Signs it might be time to move (or at least look into bullet proofing the door)

Saturday night around 9:30 Boo and I were sitting in my living room, watching Friends and digesting some really fabulous sushi from my new favorite takeout place. I’d fallen asleep on the couch (fat and happy usually leads to sleepy as well) when all of a sudden Boo was shaking my foot saying “I think you need to get up right now! People are seriously fighting outside!!”

Immediately I knew he was referring to The Hostel. We got up and ran for the door, pressing our ears against it but making sure to keep our feet back (the door has about an inch of space b/w the bottom of it and the floor). At first all I heard was the crazy hostel woman yelling at her meathead boyfriend. Then I heard Meathead yell, “I’m gonna call the cops on you, you crazy bitch!” And she just egged him on, saying, “Do it! DO IT!! What could you possibly say?!” But he knew what he was going to say: “I’m calling the cops and telling them you came at me with a knife you crazy bitch. I’m calling the cops! I’m calling! You came at me with a KNIFE you crazy bitch!!”

At this point I thought it best to call the front desk and have someone come up and deal with this situation. I called down in a panic, telling the guys to send someone immediately up to my floor b/c there was a lot of shouting and someone was threatening someone with a knife. They transferred me. Uh…okay. Next guy picked up and I told him the same thing and he said someone was on their way up.
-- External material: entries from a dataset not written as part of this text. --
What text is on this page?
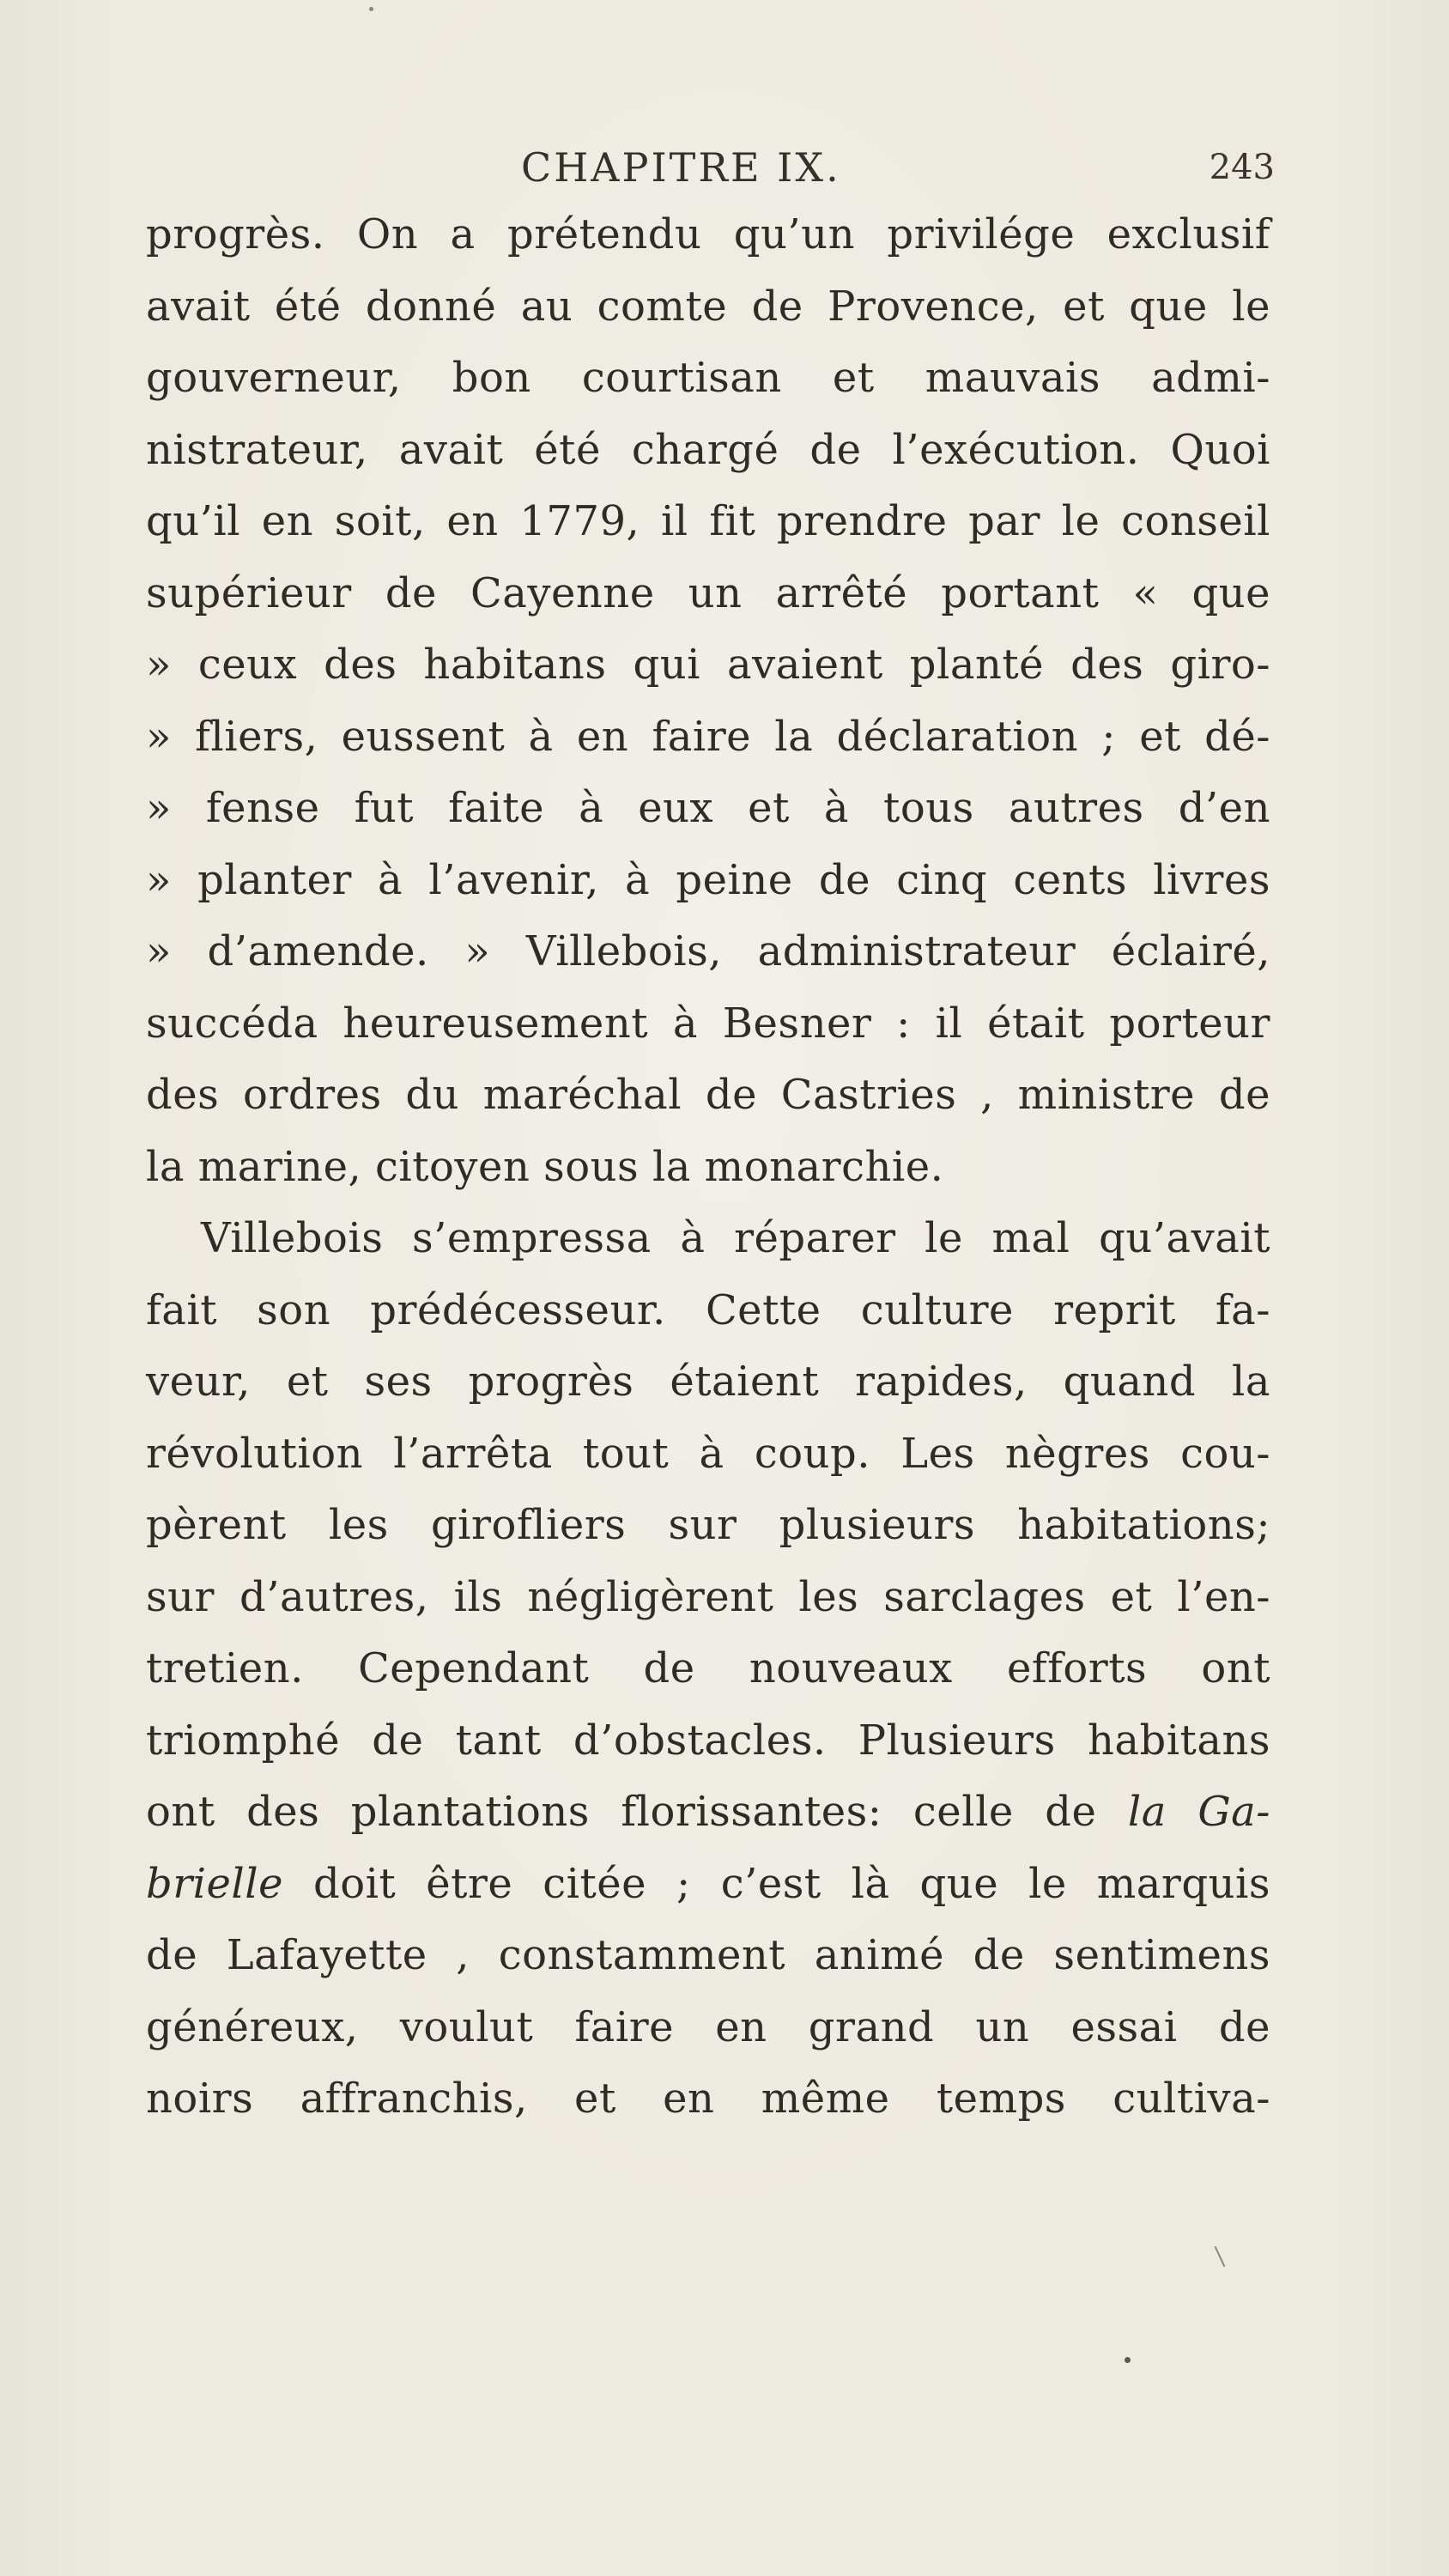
CHAPITRE IX.	243
progrès. On a prétendu qu’un privilége exclusif
avait été donné au comte de Provence, et que le
gouverneur, bon courtisan et mauvais admi-
nistrateur, avait été chargé de l’exécution. Quoi
qu’il en soit, en 1779, il fit prendre par le conseil
supérieur de Cayenne un arrêté portant « que
» ceux des habitans qui avaient planté des giro-
» fliers, eussent à en faire la déclaration ; et dé-
» fense fut faite à eux et à tous autres d’en
» planter à l’avenir, à peine de cinq cents livres
» d’amende. » Villebois, administrateur éclairé,
succéda heureusement à Besner : il était porteur
des ordres du maréchal de Castries , ministre de
la marine, citoyen sous la monarchie.
Villebois s’empressa à réparer le mal qu’avait
fait son prédécesseur. Cette culture reprit fa-
veur, et ses progrès étaient rapides, quand la
révolution l’arrêta tout à coup. Les nègres cou-
pèrent les girofliers sur plusieurs habitations;
sur d’autres, ils négligèrent les sarclages et l’en-
tretien. Cependant de nouveaux efforts ont
triomphé de tant d’obstacles. Plusieurs habitans
ont des plantations florissantes: celle de la Ga-
brielle doit être citée ; c’est là que le marquis
de Lafayette , constamment animé de sentimens
généreux, voulut faire en grand un essai de
noirs affranchis, et en même temps cultiva-
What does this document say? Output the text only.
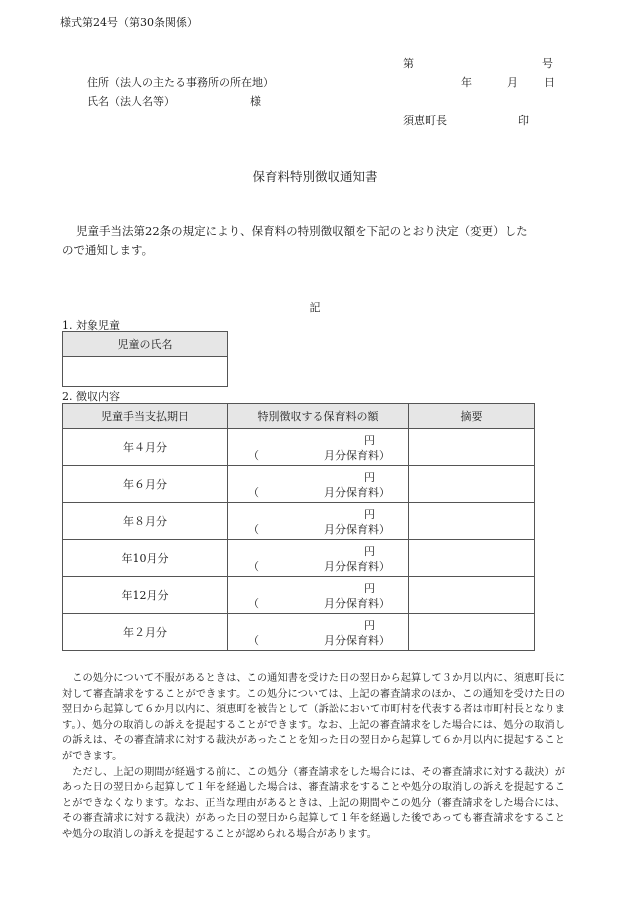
様式第24号（第30条関係）
第	号
住所（法人の主たる事務所の所在地）	年	月 日
氏名（法人名等）	様
須恵町長	印
保育料特別徴収通知書
児童手当法第22条の規定により、保育料の特別徴収額を下記のとおり決定（変更）した
ので通知します。
記
1. 対象児童
児童の氏名

2. 徴収内容
児童手当支払期日	特別徴収する保育料の額	摘要
年４月分	円
（ 月分保育料）	

年６月分	円
（ 月分保育料）	

年８月分	円
（ 月分保育料）	

年10月分	円
（ 月分保育料）	

年12月分	円
（ 月分保育料）	

年２月分	円
（ 月分保育料）	

この処分について不服があるときは、この通知書を受けた日の翌日から起算して３か月以内に、須恵町長に対して審査請求をすることができます。この処分については、上記の審査請求のほか、この通知を受けた日の翌日から起算して６か月以内に、須恵町を被告として（訴訟において市町村を代表する者は市町村長となります。）、処分の取消しの訴えを提起することができます。なお、上記の審査請求をした場合には、処分の取消しの訴えは、その審査請求に対する裁決があったことを知った日の翌日から起算して６か月以内に提起することができます。

ただし、上記の期間が経過する前に、この処分（審査請求をした場合には、その審査請求に対する裁決）があった日の翌日から起算して１年を経過した場合は、審査請求をすることや処分の取消しの訴えを提起することができなくなります。なお、正当な理由があるときは、上記の期間やこの処分（審査請求をした場合には、その審査請求に対する裁決）があった日の翌日から起算して１年を経過した後であっても審査請求をすることや処分の取消しの訴えを提起することが認められる場合があります。
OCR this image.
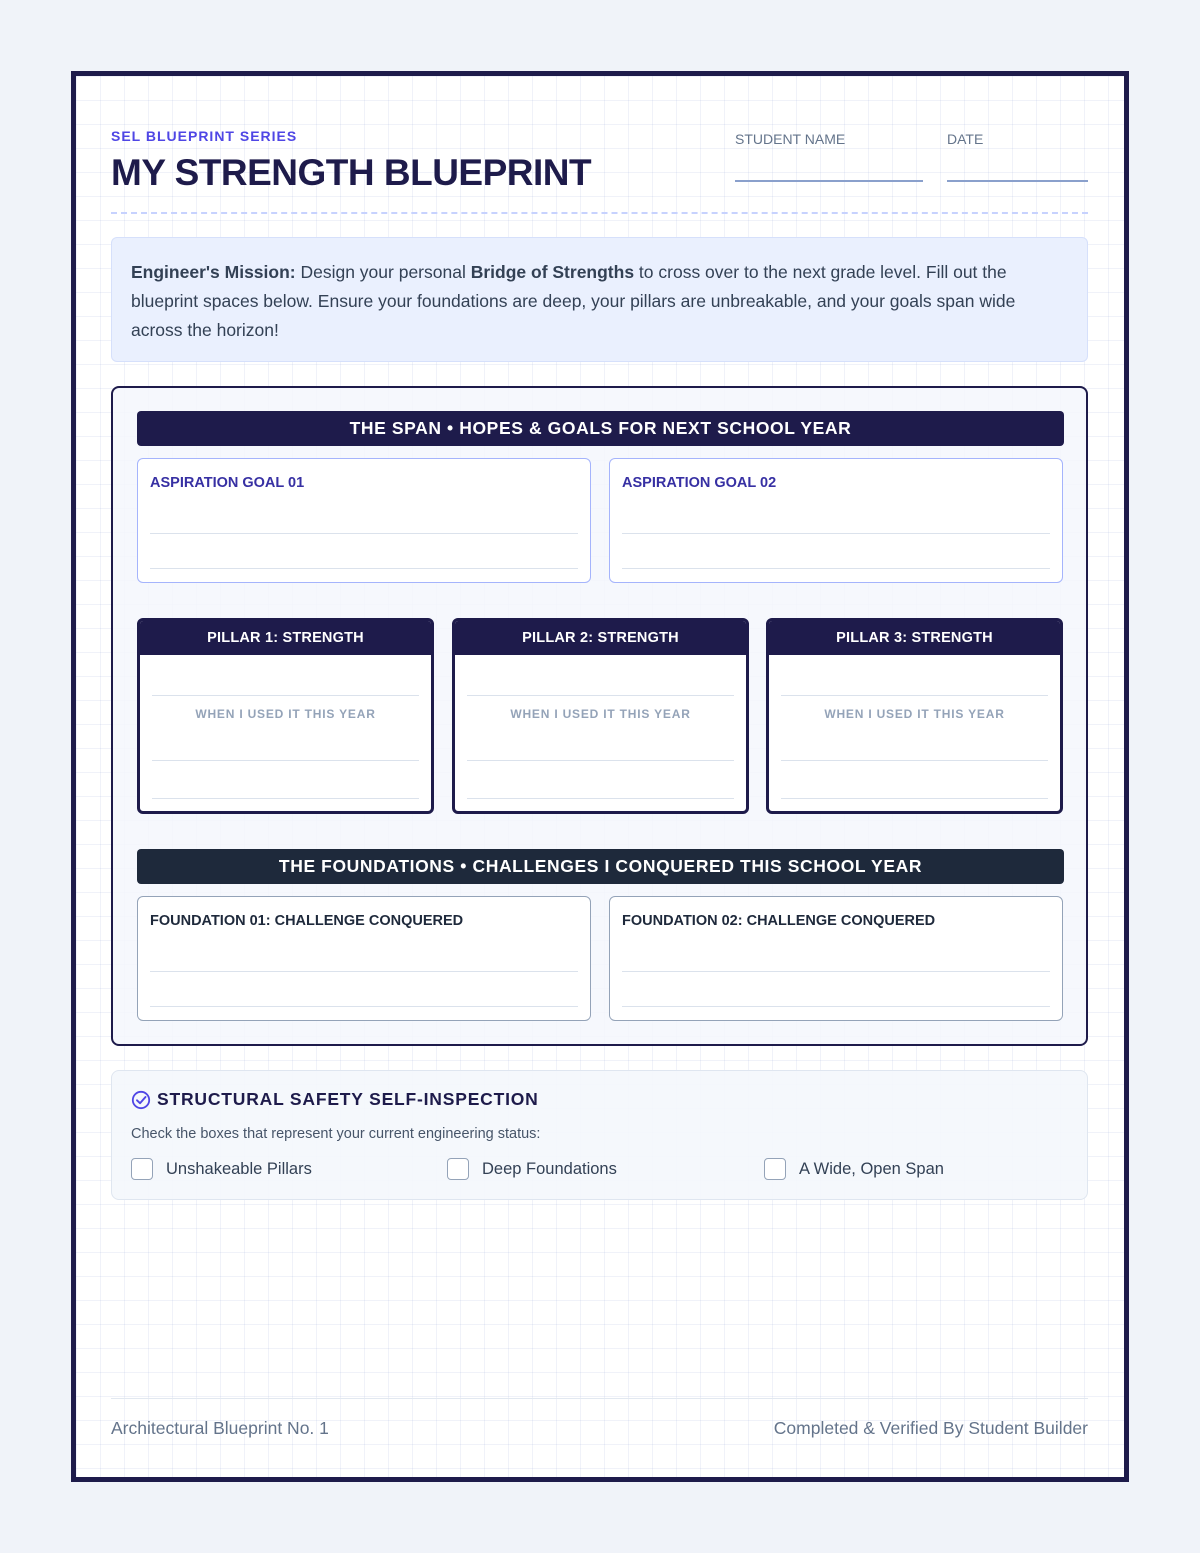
SEL BLUEPRINT SERIES
MY STRENGTH BLUEPRINT
STUDENT NAME	DATE
Engineer's Mission: Design your personal Bridge of Strengths to cross over to the next grade level. Fill out the blueprint spaces below. Ensure your foundations are deep, your pillars are unbreakable, and your goals span wide across the horizon!
THE SPAN • HOPES & GOALS FOR NEXT SCHOOL YEAR
ASPIRATION GOAL 01	ASPIRATION GOAL 02
PILLAR 1: STRENGTH
WHEN I USED IT THIS YEAR
PILLAR 2: STRENGTH
WHEN I USED IT THIS YEAR
PILLAR 3: STRENGTH
WHEN I USED IT THIS YEAR
THE FOUNDATIONS • CHALLENGES I CONQUERED THIS SCHOOL YEAR
FOUNDATION 01: CHALLENGE CONQUERED	FOUNDATION 02: CHALLENGE CONQUERED
STRUCTURAL SAFETY SELF-INSPECTION
Check the boxes that represent your current engineering status:
Unshakeable Pillars	Deep Foundations	A Wide, Open Span
Architectural Blueprint No. 1	Completed & Verified By Student Builder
We heard a little more yelling then around 9:50 security finally came upstairs, pounded on the door of The Hostel, asked if they were okay and told them 911 had been called and the police were on their way. A little after 10 we heard the cops roll in and knock on the door. They must have entered the apartment, b/c we didn’t hear them for a few minutes then heard them again. I can only imagine what they saw in there–in that apartment that wouldn’t let maintenance come in for mandatory AC unit cleaning without being there, which Rachel and I assumed was somehow related to all the pot smoke perpetually wafting from under the door.

It’s always an adventure in my building. I can only hope that my new next door neighbors were home to hear that too. Baptism by fire is really going to be their best shot at getting accustomed to the city. Get your totally crazy story the first night then nothing else will surprise you.